My relationship with Dimgba Igwe
We met many years ago, at the Sunday Concord newspaper, and ever since then, we have been long standing friends. We discovered we are kindred spirits. Dimgba complements my weaknesses, he adds to my strength.
Only God knows why we came the way we are, even twins are not that close. We lean on each other and celebrate and mourn our woes together. We do everything together and I learn everyday from Dimgba, because he has his own areas where he is stronger than myself. Intellectually and spiritually, he is above me in certain respect. Sometimes, we do disagree to agree again, we know how to tolerate ourselves and we are not the greedy type.
Our new publication
Journalism is all about entertainment. In fact, entertainment is the engine of journalism, and that’s why we are embarking on this venture. We have discovered a big market out there we can cash in on.

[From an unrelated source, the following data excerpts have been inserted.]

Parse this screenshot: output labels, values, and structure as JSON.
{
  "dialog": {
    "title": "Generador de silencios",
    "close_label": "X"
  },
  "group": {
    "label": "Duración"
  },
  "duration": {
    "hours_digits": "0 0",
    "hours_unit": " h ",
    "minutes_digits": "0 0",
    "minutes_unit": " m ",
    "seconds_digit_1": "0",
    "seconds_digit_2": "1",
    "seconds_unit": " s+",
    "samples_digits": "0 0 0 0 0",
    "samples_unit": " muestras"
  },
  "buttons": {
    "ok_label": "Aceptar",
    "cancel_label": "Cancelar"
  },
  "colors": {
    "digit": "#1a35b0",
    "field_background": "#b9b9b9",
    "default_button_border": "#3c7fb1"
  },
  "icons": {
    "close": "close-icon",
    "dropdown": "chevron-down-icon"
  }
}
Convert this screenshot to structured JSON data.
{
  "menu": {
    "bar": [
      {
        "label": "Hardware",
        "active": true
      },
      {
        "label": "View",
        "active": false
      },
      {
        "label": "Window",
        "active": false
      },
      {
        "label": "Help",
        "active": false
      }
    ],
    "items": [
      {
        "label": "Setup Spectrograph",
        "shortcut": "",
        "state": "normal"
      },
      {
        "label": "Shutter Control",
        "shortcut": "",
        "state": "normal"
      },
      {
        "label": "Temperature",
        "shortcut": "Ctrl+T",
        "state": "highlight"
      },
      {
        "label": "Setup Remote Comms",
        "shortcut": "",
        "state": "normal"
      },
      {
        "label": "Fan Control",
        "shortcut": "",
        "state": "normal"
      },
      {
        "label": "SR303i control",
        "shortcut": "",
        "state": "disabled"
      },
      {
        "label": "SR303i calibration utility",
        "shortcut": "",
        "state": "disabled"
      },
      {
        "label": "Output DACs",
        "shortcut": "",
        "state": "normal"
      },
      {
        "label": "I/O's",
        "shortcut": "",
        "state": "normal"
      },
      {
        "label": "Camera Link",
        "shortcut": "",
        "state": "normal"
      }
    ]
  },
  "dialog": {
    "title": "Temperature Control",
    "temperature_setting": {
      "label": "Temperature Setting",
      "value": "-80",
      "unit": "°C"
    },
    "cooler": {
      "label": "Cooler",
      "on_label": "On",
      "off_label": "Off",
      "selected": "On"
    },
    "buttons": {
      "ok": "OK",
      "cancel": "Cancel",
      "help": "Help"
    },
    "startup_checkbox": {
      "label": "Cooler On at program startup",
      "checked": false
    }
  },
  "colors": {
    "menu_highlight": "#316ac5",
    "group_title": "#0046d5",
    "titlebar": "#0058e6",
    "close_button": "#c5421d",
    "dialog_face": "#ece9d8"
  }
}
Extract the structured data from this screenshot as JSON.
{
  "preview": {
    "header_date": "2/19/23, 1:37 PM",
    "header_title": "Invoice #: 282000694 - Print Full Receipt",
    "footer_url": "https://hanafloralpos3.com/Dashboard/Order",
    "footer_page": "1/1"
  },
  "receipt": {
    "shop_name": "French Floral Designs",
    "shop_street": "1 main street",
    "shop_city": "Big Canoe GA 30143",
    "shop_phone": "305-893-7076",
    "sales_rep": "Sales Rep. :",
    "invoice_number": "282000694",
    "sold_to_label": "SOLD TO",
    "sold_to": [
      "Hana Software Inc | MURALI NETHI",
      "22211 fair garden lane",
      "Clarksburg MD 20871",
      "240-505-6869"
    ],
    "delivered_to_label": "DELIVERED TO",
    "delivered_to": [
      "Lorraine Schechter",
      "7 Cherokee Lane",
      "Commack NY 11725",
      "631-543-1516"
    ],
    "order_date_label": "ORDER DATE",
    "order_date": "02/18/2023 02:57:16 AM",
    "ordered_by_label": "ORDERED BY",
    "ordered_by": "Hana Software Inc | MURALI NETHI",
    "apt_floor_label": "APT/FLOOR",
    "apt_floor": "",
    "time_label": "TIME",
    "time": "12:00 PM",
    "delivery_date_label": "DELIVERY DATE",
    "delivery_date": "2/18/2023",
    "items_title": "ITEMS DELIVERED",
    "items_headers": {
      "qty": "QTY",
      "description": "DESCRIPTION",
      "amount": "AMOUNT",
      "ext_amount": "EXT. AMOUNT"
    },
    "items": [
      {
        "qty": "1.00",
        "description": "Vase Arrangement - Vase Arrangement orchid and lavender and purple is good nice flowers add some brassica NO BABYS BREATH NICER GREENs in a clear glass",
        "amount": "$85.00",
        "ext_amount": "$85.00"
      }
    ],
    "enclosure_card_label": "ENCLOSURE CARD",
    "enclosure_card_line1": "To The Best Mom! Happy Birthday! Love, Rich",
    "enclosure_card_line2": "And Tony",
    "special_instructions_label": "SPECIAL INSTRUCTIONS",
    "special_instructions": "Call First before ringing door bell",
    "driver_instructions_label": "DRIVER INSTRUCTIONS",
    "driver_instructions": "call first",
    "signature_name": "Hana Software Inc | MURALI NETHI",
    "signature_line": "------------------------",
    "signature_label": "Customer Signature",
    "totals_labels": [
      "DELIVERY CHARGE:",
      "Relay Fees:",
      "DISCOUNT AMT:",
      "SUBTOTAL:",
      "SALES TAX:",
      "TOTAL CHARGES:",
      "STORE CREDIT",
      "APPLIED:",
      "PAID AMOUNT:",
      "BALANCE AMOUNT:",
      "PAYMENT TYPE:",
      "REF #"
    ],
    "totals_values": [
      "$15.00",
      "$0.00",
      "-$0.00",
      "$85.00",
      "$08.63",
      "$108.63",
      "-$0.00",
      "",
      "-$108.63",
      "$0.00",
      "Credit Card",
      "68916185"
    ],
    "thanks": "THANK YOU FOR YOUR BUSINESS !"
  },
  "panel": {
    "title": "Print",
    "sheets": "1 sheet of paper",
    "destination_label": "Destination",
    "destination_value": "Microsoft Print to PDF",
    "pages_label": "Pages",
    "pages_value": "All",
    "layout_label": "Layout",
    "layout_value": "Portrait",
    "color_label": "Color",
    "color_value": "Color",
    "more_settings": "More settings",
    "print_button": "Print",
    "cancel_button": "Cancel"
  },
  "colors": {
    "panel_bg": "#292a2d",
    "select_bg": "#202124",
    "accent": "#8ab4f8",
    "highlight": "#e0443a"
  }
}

Entertainment Express will be devoted entirely to the reportage of the entertainment industry. Three organisations do this: Sunny Obazu Ojeagbese’s Complete Communications Limited; Ehi Braimah’s Neo Media and Marketing and Macdee Communications.
I’m a detribalised Nigerian— Dimgba Igwe
Working with Mike
It’s a question of synergy of ideas. If you find somebody that your ideas flow with, it’s easier to work with that person. I don’t look at people in terms of where they come from, but I look at their hearts.

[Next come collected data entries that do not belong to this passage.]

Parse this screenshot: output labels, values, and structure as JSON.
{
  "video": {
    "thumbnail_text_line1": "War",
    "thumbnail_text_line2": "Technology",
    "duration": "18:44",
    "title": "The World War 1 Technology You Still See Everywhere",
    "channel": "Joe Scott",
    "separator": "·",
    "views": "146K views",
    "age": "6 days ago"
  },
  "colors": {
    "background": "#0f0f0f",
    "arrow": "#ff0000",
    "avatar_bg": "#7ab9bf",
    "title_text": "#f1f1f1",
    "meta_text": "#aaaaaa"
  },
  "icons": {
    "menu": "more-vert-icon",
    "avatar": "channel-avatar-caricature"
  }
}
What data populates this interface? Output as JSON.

If the heart of a man is good, whether he’s an Hausa man, Yoruba or Igboman is irrelevant to me. Personally, I have always been positively affected by the people outside my tribe than the people from my tribe. I’m a detribalised Nigerian. I look at human beings in terms of their quality and Mike Awoyinfa is a very sincere man, a good professional and highly creative person.
I was struck by Mike’s simplicity, humility and sometimes, I was looking up to him as a veteran, whereas he would come to seek professional advice from me. That’s what brought us together. A point came in our lives when we felt frustrated in terms of our career development.
Then, Mike was promoted to an Assistant Editor, while I was made a Senior Staff Writer at Sunday Concord. At that point, we decided to write a book together to decapitate our frustration into creative process. The book was called “The Art of Feature Writing.” After writing that book, we concluded that we could work together. And since then, we haven’t had any fundamental disagreement in terms of money or any serious issue.
Relieving of our jobs in The Sun Newspapers
We felt disappointed at the manner in which it happened. But recently, we have had cause to reconcile with the publisher. We wouldn’t want to talk about it again.
On the defunct Concord Press
It’s a huge disaster and also a lesson to our entrepreneurs that when they set up a company, they should try as much as possible to create an enduring structure that would outlive the ownership. If that was done effectively in the case of Concord Press, it probably wouldn’t have collapsed. But you would also take political factors like Abacha’s military regime into consideration.
The regime was determined to destroy the organisation. But still, the whole issue about Abiola’s legacy is a tragedy. I advocate that Business Schools should begin to study Abiola’s case because once upon a time, he used to be the biggest corporate mogul in this country, and suddenly, none of his business empires is functioning.
That speaks volume about the need for our entrepreneurs to create a system that will make a business distinct from themselves, so that a business can survive even when the owner is not there. The business should not be tied too closely to the life of the owner. Our newspaper, Entertainment Express will outlive Mike and myself. That’s our dream, and that’s the value system we want to deliver to the people.